Fünf Betriebe geschlossen

Während in Wien bereits Anfang des Jahres über die Wirtschaftsagentur und durch die Arbeit der Vienna Club Commission, ein Großteil der Hilfen in Höhe von 3 Millionen Euro an die Clubs verteilt wurden und so einige Insolvenzen verhindert werden konnten, wurde die Clubkultur in Tirol alleine gelassen und dadurch stark dezimiert. Alleine in Innsbruck wurden fünf Betriebe dauerhaft geschlossen und mit Blick auf das ganze Bundesland steigt diese Zahl noch weiter. In einer Region wie Tirol mit einer bereits sehr kleinen Szene und schwierigen Gründungsbedingungen, bedeutet jede einzelne Schließung einen drastischen Einschnitt in die Vielfalt der Nacht.
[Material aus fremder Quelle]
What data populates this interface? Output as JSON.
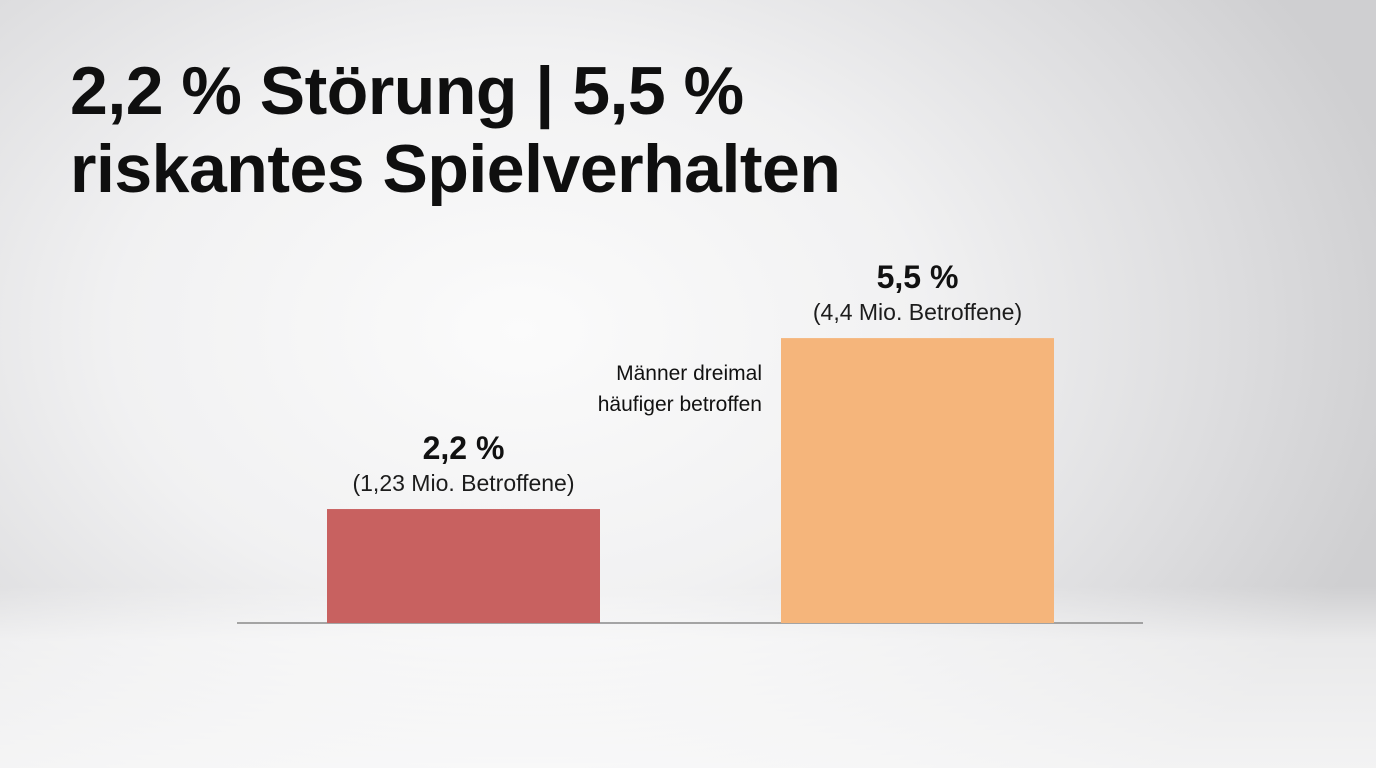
{
  "title": "2,2 % Störung | 5,5 % riskantes Spielverhalten",
  "colors": {
    "bar_disorder": "#c86160",
    "bar_risky": "#f5b57b",
    "baseline": "#8a8a8a"
  },
  "chart_data": {
    "type": "bar",
    "title": "2,2 % Störung | 5,5 % riskantes Spielverhalten",
    "xlabel": "",
    "ylabel": "",
    "grid": false,
    "unit": "%",
    "values": [
      2.2,
      5.5
    ],
    "bars": [
      {
        "value": 2.2,
        "value_label": "2,2 %",
        "sub_label": "(1,23 Mio. Betroffene)",
        "color": "#c86160"
      },
      {
        "value": 5.5,
        "value_label": "5,5 %",
        "sub_label": "(4,4 Mio. Betroffene)",
        "color": "#f5b57b"
      }
    ],
    "annotation": [
      "Männer dreimal",
      "häufiger betroffen"
    ]
  }
}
Kommende Woche am 09. und 10.12.21 will sich der Gemeinderat – nach  über einem halben Jahr nach Zusage – ein weiteres Mal mit der Thematik auseinandersetzen und darüber diskutieren die 150.000 Euro eventuell in abgeänderter Form freizugeben. So soll diese in eine Subvention für Corona Sicherheitsmaßnahmen umgeformt werden, welche z.B. auch für zusätzliches Personal oder Investitionen genutzt werden kann.

Appell

"Wir als Innsbrucker Club Commission fordern alle Parteien auf, diesen Versprechen nun endlich Taten folgen zu lassen und die stark benötigten finanziellen Hilfsmittel freizugeben. Eine für die Stadt Innsbruck verhältnismäßig kleine Summe – mit einem derart großen Wirkungspotential – darf nicht Opfer politischer Machtspiele werden. Clubkultur ist Kultur und Clubkultur bietet wichtige sozialpolitische Räume für Alle. Deshalb braucht es jetzt endlich Unterstützung um diese gesellschaftlich wichtigen Plätze für alle Gruppen erhalten zu können."